Darüber hinaus sollten die Zwillingsinstitutionen der Bekämpfung von Armut und Einkommensungleichheit dienen – inoffiziell dienten sie zugleich der Abwehr des kommunistischen Einflusses. Seit Ende der 1960er-Jahre rückten statt Infrastruktur-Projekten vermehrt die Themen Gesundheit, Ernährung und Familienplanung in den Fokus.

Die "World Bank Group" besteht aus vier Teil-Institutionen mit unterschiedlichen Aufgaben. Ganz grob: Die Internationale Bank für Wiederaufbau und Entwicklung (IBRD) und die Internationale Entwicklungsorganisation (IDA) vergeben die (langfristigen) Kredite, die Internationale Finanz-Corporation (IFC) gestaltet die Zusammenarbeit mit dem Privatsektor und die Multilaterale Investitions-Garantie-Agentur (MIGA) sowie das Internationale Zentrum zur Beilegung von Investitionsstreitigkeiten (ICSID) schützen die ausländischen Kapitalanlagen.

Der IWF soll seinerseits die Währungsstabilität garantieren und Probleme in der Zahlungsbilanz beheben, unter anderem durch die berüchtigten Strukturanpassungsprogramme, bei denen Kredite an (Spar-)Auflagen geknüpft sind. Weil diese meist einen sehr "marktorientierten" Charakter haben, sprechen Kritiker von einem "Dreiklang aus Privatisierung, Deregulierung, Liberalisierung". Nun zum Einfluss der USA.

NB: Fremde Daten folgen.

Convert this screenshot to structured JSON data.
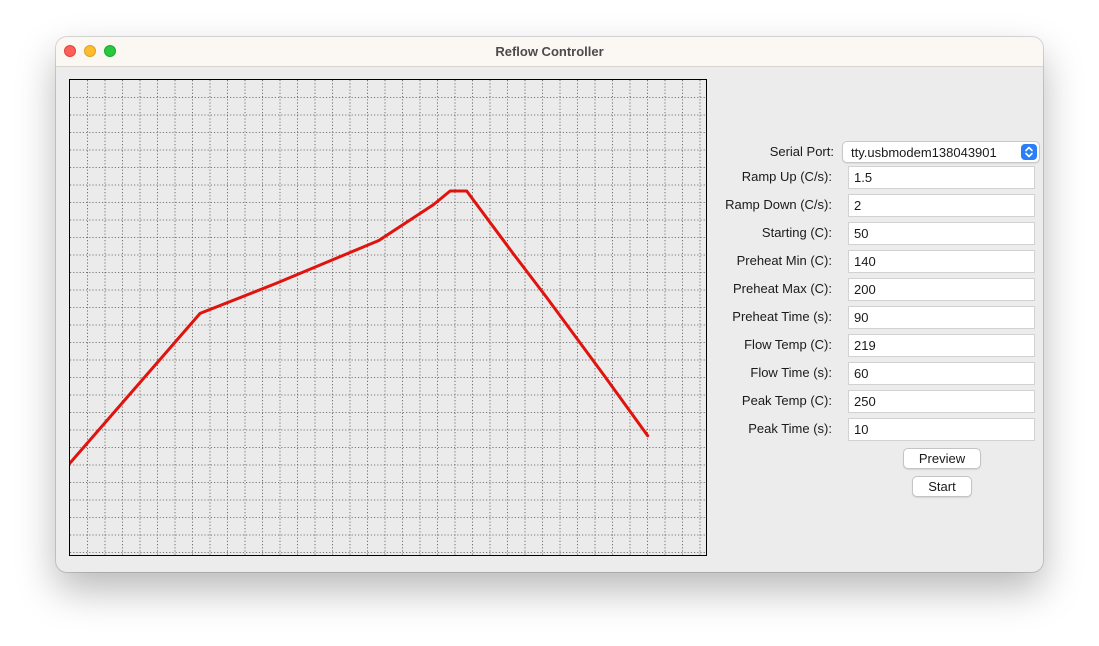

Die Vereinigten Staaten besitzen in beiden UN-Sonderorganisationen die größten Anteile von jeweils mehr als 15 Prozent (Weltbank: 16,45, IWF: 17,43). Nach dem "One Dollar, One Vote"-Prinzip haben die USA de facto ein Veto-Recht inne, weil "substanzielle" Entscheidungen von einer Mehrheit von 85 Prozent der Mitgliedsstaaten getroffen werden müssen.

Außerdem kommt die westliche Allianz der G10 inklusive Irland, Australien und Korea zusammen auf mehr als 50 Prozent der Stimmen. Mit ein bisschen "Überzeugungsarbeit" kann die USA also alle Mitgliedsländer auf Linie bringen.

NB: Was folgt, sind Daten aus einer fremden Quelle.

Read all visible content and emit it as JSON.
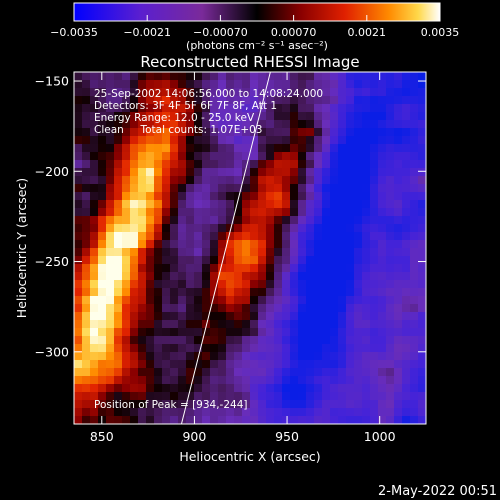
{
  "chart_data": {
    "type": "heatmap",
    "title": "Reconstructed RHESSI Image",
    "xlabel": "Heliocentric X (arcsec)",
    "ylabel": "Heliocentric Y (arcsec)",
    "xlim": [
      835,
      1025
    ],
    "ylim": [
      -340,
      -145
    ],
    "x_ticks": [
      850,
      900,
      950,
      1000
    ],
    "y_ticks": [
      -150,
      -200,
      -250,
      -300
    ],
    "x_tick_labels": [
      "850",
      "900",
      "950",
      "1000"
    ],
    "y_tick_labels": [
      "−150",
      "−200",
      "−250",
      "−300"
    ],
    "colorbar": {
      "min": -0.0035,
      "max": 0.0035,
      "ticks": [
        -0.0035,
        -0.0021,
        -0.0007,
        0.0007,
        0.0021,
        0.0035
      ],
      "tick_labels": [
        "−0.0035",
        "−0.0021",
        "−0.00070",
        "0.00070",
        "0.0021",
        "0.0035"
      ],
      "unit_label": "(photons cm⁻² s⁻¹ asec⁻²)",
      "colors": [
        "#0000ff",
        "#5a1fd0",
        "#8a2fa0",
        "#000000",
        "#7a0000",
        "#e02000",
        "#ff8000",
        "#ffd040",
        "#ffffff"
      ]
    },
    "annotations": {
      "time_range": "25-Sep-2002 14:06:56.000 to 14:08:24.000",
      "detectors": "Detectors: 3F 4F 5F 6F 7F 8F, Att 1",
      "energy": "Energy Range: 12.0 - 25.0 keV",
      "clean": "Clean     Total counts: 1.07E+03",
      "peak": "Position of Peak = [934,-244]"
    },
    "limb_line": [
      [
        893,
        -340
      ],
      [
        941,
        -145
      ]
    ],
    "grid": false
  },
  "footer": {
    "timestamp": "2-May-2022 00:51"
  }
}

Das Portal mintpressnews hat im Februar 2019 über ein weiteres WikiLeaks-Dokument berichtet, das – in mehrerlei Hinsicht – viel Sprengkraft in sich birgt. Das Dokument mit dem Namen "Unconvential Warfare – Field Manual" soll am 30. September von den Army Special Operations Forces (ARSOF) veröffentlicht worden sein. Darin heißt es:

ARSOF kann finanzielle Macht als Waffe in Konfliktzeiten bis hin zu einem groß angelegten allgemeinen Krieg einsetzen. [...]
Die Manipulation der Finanzkraft der USA kann die Politik und die Zusammenarbeit der Regierungen der Staaten beeinflussen. Finanzielle Anreize und Negativanreize können internationale Koalitionen aufbauen und aufrechterhalten, die US-Kampagnen durchführen oder unterstützen [...]

Die Beteiligung an internationalen Finanzorganisationen wie der Weltbank (WB), dem Internationalen Währungsfonds (IWF), der Organisation für wirtschaftliche Zusammenarbeit und Entwicklung (OECD) und der Bank für Internationalen Zahlungsausgleich (BIZ) bietet den USA diplomatisch-finanzielle Möglichkeiten, um solche Koalitionen zu erreichen.